Because so many people in the money world are so desperate seeking orderly patterns, places like Wall Street generate steady streams of ideas about possible causal links between this and that. Some of these postulated links seem plausible to many, others only to a few. But all of them have some kind of allure for that order-loving organ the human mind, and every one of them probably has meant trouble for somebody.
For example, one set of perceived links – laughed at by some, taken seriously by others – has to do with a phenomenon known as the Republican First-Year Jinx. Since the early decades of this century, the stock market has consistently slumped in the first year of every term served by a Republican President – first terms and second terms alike. It happened to Herbert Hoover once, Dwight Eisenhower twice, Richard Nixon twice, and Ronald Regan (as of this writing) once. It even happened in the first twelve months of Gerald Ford’s irregular three-year term.
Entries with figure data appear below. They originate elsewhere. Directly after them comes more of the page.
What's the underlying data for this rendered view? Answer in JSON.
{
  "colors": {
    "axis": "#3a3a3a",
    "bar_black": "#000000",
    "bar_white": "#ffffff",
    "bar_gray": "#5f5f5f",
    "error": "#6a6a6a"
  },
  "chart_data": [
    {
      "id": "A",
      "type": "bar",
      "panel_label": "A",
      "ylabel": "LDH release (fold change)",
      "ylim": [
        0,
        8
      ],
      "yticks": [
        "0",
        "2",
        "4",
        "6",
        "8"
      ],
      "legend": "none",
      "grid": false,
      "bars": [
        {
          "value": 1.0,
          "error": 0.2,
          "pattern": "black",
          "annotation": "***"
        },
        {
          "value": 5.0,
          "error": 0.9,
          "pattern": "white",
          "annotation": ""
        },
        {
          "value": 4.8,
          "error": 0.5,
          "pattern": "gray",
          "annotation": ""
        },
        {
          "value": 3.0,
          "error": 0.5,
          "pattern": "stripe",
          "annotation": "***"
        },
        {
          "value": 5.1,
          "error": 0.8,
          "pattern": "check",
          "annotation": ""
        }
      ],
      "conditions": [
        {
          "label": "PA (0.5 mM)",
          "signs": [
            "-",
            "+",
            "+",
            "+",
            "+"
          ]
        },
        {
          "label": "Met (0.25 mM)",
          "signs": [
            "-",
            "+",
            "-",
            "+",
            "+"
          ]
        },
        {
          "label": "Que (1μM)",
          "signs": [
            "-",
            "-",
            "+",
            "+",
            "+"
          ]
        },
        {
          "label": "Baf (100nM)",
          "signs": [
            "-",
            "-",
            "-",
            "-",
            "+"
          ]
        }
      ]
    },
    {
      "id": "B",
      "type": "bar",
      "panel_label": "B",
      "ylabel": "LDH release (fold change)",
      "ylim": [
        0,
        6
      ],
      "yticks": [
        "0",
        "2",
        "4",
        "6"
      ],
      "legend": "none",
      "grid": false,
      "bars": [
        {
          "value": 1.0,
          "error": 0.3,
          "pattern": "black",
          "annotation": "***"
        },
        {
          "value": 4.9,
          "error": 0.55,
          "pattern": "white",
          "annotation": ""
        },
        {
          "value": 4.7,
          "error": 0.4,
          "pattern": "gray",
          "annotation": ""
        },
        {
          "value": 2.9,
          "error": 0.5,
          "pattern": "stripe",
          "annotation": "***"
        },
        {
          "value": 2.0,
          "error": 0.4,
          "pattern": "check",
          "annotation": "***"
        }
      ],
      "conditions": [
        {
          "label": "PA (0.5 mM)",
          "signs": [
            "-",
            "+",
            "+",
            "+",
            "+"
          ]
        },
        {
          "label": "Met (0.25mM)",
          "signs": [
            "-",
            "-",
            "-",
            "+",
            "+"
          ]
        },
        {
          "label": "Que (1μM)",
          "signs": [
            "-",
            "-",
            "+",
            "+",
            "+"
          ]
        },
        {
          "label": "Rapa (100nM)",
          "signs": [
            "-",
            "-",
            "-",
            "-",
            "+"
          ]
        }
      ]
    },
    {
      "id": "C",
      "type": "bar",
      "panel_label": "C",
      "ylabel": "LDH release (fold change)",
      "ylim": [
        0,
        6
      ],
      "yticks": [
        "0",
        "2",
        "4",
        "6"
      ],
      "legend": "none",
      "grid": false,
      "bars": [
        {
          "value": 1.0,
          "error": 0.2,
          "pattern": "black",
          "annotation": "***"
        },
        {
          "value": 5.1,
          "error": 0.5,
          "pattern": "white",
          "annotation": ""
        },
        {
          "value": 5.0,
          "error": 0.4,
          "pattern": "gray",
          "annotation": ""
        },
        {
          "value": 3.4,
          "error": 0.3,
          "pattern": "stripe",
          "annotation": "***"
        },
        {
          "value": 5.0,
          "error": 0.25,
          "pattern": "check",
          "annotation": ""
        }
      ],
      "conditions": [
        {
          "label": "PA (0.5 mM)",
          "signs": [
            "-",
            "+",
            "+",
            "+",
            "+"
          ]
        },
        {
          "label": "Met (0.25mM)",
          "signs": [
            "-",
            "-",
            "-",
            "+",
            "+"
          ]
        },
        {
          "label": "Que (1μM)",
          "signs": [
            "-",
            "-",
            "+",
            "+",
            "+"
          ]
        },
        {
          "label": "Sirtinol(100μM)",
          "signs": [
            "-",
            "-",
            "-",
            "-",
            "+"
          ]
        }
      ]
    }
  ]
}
The first question is : Why? And the second question is: What should an investor do about it, if anything?
The most likely answer to the first question is that the phenomenon has been caused by random events having nothing to do with the political party of the newly inaugurated President. Chance correlations with market movements are dime a dozen, and this is one of them. It is like the Super Bowl Omen – the peculiar fact, often noted around Wall Street, that the market invariably rises in any year when January’s Super Bowl game is won by a team tracing its origins back to the old National Football League. The Super Bowl Omen is great fun to talk about, but nobody seriously thinks a causal relationship exists between the football game and the stock market. The correlation just happens, that’s all. And so it is with the Republican First-Year Jinx.
But there are investors who insist on making something orderly out of it. Their theory is that the President’s Republicanness causes the market to dip in his first year in office causes it how? Well, you can take your pick of hypothesis. One notion is that the Republican Party, billing itself as the party of business prosperity, raises people’s financial expectations to an unrealistically high level. When they don’t get rich instantly on Inauguration Day, they get disgruntled, and the backwash of disappointment swamps the stock market.
That is one theory. There are others. There is no need to waste our time on them, for none should be taken seriously. All are examples of the way in which people rip up phantom causal links to explain observed phenomena. And all are examples of the way in which a causal link, once invented and accepted can make a phenomenon look more orderly than it probably is.
Which can be dangerous, as we’ve seen. If you believe the President’s GOP-ness causes the stock market to slump then you perceive an orderly series of events and may feel pushed to take action on them. You become like Professor Fisher, seeing patterns that aren’t really there.
Maybe the Republican Jinx will operate true to from in the future, and maybe it won’t. It began by chance and one day will end by chance. No predictions can be made about it one way or the other. It is, in fact, only another part of the chaos.
Guard against imagining causes when you can’t actually observe them at work, and you will save yourself a lot of grief. Have fun at the Super Bowl game – but if the wrong team wins, see your bartender, not your broker.